Que se passe-t-il à Kherrata? Plus d’une semaine après les émeutes ayant éclaté suite à l’interdiction d’un sit-in en soutien aux détenus d’opinion, la ville vit au rythme des arrestations avec perquisition des domiciles des personnes arrêtées. Plusieurs activistes, connus pour leur participations aux marches du mouvement populaire sont recherchés.

C’est le climat décrit par des sources locales qui évoquent une présence renforcée des éléments des services de sécurités dans la ville. «Même si la situation s’est calmée depuis les échauffourées du 1er septembre dernier, un important dispositif est toujours déployé dans les rues de la ville de Kherrata », nous affirme un activiste sous couvert de l’anonymat.

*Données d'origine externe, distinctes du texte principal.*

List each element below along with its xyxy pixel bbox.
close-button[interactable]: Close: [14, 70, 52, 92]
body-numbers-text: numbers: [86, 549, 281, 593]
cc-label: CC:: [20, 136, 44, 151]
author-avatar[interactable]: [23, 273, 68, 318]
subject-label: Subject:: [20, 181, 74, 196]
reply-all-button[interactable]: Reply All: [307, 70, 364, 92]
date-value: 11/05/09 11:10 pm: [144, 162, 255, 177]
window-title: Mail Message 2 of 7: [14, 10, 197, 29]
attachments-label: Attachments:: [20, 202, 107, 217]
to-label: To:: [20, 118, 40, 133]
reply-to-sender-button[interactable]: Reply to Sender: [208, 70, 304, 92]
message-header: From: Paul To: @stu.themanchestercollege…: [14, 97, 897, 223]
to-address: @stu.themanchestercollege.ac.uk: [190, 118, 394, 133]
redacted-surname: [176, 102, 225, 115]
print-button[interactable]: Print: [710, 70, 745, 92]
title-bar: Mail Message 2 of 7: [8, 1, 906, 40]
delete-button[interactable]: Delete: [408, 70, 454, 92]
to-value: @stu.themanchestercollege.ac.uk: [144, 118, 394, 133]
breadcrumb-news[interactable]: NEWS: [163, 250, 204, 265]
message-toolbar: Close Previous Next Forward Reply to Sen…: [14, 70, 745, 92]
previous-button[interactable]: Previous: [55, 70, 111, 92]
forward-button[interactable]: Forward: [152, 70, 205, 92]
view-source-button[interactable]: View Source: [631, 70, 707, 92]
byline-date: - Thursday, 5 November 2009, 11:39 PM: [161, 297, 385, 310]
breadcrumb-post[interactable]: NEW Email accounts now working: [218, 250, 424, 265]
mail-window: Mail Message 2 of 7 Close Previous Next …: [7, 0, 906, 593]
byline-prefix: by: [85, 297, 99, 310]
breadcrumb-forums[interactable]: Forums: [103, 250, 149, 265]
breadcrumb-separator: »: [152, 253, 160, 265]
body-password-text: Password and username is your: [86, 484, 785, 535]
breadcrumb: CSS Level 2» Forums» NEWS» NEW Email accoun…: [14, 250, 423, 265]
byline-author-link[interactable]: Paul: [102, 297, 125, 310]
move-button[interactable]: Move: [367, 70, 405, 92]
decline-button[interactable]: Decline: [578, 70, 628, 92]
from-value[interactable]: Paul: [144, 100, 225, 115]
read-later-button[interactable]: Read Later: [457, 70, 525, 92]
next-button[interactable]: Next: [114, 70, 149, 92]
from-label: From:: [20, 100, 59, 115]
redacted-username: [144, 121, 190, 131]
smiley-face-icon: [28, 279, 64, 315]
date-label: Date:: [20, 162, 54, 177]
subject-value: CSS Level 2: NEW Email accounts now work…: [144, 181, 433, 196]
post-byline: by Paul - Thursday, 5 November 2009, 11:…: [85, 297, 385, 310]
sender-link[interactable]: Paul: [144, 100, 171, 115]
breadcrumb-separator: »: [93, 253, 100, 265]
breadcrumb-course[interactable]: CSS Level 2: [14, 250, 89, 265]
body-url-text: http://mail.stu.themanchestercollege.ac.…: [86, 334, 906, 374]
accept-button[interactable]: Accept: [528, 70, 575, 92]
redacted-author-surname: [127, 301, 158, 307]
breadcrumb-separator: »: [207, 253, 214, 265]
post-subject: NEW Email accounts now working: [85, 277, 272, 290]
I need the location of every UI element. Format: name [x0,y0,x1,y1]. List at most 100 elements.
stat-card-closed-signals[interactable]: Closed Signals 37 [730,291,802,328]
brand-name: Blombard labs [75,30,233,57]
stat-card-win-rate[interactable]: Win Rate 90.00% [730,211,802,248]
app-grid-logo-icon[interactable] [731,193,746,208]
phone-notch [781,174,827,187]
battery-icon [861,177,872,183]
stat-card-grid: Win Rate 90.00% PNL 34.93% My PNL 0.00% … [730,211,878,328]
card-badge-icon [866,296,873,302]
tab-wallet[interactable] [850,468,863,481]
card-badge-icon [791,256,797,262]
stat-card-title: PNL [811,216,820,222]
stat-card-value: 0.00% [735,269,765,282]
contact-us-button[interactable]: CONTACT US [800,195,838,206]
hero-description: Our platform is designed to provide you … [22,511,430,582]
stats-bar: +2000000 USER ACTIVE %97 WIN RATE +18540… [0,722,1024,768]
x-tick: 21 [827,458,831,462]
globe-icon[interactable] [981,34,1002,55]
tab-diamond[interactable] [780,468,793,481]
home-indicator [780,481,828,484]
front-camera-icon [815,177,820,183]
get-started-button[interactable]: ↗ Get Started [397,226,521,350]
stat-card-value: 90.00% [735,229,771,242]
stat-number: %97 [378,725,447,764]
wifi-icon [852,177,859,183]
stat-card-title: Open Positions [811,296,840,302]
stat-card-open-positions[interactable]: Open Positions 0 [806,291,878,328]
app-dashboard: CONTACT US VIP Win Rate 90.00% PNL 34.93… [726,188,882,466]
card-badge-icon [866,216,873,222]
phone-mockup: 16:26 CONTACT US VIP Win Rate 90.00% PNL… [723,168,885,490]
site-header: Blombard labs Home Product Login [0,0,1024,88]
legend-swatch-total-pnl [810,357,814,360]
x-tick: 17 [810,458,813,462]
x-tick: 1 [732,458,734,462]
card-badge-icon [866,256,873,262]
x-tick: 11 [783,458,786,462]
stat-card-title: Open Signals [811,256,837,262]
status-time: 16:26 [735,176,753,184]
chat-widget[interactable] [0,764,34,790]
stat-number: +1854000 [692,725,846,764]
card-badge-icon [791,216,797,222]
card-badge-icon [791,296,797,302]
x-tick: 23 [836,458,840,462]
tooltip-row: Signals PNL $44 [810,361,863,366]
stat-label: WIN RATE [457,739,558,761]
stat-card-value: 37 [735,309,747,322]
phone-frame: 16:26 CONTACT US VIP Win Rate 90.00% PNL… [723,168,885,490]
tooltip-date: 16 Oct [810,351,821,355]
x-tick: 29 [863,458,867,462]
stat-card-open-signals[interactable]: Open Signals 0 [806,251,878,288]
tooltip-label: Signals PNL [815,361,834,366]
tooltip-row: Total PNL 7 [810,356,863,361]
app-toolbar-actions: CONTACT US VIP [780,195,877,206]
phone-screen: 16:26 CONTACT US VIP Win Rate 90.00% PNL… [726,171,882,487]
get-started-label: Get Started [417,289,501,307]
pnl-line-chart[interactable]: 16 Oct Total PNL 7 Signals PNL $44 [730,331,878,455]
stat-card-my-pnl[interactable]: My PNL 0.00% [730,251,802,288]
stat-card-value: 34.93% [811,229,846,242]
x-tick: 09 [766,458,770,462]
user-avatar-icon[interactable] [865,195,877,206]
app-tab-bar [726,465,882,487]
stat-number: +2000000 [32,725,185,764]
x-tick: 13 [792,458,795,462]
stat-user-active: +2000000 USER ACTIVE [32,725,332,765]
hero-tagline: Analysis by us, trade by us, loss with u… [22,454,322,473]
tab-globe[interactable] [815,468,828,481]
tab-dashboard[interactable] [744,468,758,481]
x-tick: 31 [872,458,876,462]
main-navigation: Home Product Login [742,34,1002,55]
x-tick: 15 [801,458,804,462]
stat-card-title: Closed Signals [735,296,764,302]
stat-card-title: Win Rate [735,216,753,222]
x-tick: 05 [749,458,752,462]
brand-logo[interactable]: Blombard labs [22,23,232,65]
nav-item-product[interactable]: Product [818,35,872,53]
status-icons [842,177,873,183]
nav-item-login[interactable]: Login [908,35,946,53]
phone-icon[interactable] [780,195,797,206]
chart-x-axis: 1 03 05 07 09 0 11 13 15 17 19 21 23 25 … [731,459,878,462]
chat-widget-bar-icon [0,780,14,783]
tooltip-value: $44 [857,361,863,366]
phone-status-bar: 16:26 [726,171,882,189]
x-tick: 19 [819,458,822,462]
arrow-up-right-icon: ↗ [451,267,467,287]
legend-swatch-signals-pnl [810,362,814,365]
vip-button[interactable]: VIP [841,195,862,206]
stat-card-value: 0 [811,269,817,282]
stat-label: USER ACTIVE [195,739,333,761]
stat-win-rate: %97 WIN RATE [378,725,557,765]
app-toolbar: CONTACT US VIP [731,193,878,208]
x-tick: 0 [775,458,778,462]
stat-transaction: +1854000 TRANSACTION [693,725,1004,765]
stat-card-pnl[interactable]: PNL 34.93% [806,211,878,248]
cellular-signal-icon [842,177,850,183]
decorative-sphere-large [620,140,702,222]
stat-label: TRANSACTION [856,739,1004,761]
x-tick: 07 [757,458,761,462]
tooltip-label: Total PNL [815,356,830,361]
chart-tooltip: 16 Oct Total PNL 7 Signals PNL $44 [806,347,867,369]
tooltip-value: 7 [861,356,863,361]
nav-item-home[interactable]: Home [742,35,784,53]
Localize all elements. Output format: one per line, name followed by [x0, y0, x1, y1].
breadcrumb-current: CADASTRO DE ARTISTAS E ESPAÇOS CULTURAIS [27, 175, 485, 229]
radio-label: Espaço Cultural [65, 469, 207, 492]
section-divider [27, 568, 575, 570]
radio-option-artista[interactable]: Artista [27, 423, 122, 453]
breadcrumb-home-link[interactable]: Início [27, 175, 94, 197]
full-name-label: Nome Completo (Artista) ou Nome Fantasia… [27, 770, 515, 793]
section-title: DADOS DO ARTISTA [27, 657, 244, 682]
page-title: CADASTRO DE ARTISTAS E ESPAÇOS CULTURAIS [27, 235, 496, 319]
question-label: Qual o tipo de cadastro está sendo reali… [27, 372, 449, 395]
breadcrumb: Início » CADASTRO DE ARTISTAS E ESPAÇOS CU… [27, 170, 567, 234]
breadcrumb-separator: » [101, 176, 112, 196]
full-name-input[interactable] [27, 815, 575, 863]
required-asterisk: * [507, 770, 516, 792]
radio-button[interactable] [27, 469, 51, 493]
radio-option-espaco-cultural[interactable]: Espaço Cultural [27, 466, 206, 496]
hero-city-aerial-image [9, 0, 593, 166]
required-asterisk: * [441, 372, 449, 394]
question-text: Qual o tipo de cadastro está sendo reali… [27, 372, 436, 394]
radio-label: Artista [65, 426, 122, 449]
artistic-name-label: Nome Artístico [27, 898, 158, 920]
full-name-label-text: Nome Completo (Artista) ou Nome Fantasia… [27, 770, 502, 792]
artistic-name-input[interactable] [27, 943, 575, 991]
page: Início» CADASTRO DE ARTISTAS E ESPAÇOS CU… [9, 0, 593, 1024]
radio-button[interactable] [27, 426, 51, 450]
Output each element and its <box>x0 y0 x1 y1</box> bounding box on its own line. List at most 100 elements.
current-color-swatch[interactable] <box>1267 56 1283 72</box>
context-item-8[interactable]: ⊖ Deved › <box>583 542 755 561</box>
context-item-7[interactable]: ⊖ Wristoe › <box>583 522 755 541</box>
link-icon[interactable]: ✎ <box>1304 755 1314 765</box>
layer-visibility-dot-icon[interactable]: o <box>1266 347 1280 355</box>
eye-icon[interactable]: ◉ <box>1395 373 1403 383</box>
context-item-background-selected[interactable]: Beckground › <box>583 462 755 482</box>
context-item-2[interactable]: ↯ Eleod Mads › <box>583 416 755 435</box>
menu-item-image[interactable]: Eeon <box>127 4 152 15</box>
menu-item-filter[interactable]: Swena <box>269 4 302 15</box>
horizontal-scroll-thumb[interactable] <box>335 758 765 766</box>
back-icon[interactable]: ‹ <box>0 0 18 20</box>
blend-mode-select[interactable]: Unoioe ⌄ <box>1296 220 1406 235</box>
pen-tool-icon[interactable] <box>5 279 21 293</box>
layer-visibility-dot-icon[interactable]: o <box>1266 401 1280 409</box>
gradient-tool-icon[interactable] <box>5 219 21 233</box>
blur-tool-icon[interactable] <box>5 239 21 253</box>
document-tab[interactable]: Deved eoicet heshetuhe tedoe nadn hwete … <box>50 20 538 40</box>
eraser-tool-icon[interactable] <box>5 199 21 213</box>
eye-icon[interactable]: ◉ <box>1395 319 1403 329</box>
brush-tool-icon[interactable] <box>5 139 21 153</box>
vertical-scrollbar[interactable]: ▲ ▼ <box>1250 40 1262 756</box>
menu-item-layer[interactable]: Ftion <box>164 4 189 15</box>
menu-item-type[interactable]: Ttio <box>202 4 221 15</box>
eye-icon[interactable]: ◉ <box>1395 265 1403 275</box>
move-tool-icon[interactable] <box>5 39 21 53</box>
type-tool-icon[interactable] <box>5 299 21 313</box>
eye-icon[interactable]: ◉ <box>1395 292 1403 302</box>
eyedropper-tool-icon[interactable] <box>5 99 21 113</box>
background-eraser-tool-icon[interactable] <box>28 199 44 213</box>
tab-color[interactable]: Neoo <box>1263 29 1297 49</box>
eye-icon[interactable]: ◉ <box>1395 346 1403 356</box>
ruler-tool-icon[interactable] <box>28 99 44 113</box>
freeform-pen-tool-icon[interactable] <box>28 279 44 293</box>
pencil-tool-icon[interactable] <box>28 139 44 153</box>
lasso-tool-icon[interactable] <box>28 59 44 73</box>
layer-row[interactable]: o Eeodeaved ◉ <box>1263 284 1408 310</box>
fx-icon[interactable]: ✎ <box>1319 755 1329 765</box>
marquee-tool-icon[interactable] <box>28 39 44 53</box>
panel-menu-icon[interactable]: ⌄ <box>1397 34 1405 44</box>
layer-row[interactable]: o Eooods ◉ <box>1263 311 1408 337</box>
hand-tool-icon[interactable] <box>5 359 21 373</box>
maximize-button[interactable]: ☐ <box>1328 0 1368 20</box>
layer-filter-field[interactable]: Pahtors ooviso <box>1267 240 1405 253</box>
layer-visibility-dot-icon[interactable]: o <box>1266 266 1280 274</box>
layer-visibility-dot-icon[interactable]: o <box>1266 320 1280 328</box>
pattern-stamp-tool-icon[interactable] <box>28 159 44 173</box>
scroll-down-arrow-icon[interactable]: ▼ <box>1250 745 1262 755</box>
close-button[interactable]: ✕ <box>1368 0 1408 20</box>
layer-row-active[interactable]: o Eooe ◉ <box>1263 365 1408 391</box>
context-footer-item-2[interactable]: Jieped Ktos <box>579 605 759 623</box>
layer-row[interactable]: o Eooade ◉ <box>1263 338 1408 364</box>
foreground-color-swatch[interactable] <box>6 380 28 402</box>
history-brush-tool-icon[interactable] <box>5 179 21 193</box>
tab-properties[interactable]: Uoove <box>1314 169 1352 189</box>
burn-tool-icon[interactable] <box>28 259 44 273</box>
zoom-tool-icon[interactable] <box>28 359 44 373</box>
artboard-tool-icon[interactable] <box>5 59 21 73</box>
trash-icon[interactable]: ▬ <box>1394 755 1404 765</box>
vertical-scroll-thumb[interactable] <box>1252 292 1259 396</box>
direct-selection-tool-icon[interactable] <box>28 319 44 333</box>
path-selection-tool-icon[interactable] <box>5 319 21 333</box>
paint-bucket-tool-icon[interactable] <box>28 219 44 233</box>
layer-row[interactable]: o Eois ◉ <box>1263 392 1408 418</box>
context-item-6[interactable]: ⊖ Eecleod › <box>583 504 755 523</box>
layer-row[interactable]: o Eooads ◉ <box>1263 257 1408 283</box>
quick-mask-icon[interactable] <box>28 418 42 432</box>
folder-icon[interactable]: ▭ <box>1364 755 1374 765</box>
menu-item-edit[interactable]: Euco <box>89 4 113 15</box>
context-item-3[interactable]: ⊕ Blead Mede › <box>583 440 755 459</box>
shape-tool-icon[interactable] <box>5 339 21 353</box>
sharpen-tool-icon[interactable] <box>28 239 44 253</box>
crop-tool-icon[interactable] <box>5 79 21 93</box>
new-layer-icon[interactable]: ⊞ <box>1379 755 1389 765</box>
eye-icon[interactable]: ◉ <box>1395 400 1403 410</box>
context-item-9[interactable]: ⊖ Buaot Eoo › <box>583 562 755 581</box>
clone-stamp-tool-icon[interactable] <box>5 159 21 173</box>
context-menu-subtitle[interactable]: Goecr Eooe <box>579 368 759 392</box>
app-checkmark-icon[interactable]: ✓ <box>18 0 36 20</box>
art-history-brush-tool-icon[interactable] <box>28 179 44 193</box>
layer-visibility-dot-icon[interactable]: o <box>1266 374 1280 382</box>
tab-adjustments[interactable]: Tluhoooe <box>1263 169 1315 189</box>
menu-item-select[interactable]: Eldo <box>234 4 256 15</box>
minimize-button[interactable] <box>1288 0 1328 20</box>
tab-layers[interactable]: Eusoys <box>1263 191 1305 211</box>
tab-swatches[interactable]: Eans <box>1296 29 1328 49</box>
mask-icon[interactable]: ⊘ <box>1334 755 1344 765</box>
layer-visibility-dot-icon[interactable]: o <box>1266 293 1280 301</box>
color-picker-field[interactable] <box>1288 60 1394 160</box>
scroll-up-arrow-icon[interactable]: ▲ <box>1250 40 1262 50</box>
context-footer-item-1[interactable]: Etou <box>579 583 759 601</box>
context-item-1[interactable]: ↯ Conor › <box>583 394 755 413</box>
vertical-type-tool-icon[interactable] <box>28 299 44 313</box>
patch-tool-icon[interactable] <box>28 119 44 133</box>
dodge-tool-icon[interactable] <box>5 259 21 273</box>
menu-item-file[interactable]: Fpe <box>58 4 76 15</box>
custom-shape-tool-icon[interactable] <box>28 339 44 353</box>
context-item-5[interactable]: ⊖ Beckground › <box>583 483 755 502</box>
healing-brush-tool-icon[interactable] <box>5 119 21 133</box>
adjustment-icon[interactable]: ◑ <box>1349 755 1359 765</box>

Selon lui, « des policiers, pour la plupart en civil, sillonnent les cafés et les marchés et interpellent de façon aléatoire ». « Les autorités évoquent une présumée alliance avec le Mouvement pour l’Autodétermination de la Kabylie (MAK), mais ce n’est pas vrai », affirme-t-il.

Certains activistes, explique-t-il, « sont relâchés après quelques heures d’interrogatoires tandis que d’autres sont transférés à Béjaïa ».

Outre la situation à Kherrata, le Comité National pour la Libération des Détenus d’Opinion (CNLD) fait aussi état des de nouvelles arrestations dans les villes d’Akbou, Timezrit et Sidi Aich dans la même wilaya.

Selon le CNLD, des perquisitions ont été menées au domicile des prévenus par les éléments de la Brigade de Recherche et d’Intervention (BRI).

Pour rappel, des affrontements entre des forces de police et des citoyens ont éclaté, le 2 septembre dernier, dans la ville de Kherrata après qu’un sit-in de solidarité aux détenus d’opinion ait été empêché.

Pendant les émeutes qui se sont poursuivies, pendant trois jours, plusieurs dizaines d’interpellations ont été enregistrées. La Direction Générale de la Sûreté Nationale (DGSN) a évoqué, dans un communiqué rendu public le 6 septembre, une présumée appartenance au MAK qui a été classé comme “organisation terroriste” par le Haut Conseil de Sécurité (HCS).

Présentés devant le Tribunal de Sidi M’hamed le 7 septembre, 22 personnes ont été placées sous mandat de dépôt. Ces prévenus sont poursuivis pour “attroupement armé”, « incitation à attroupement armée » et “apologie du terrorisme”, avions-nous appris auprès de leurs avocats.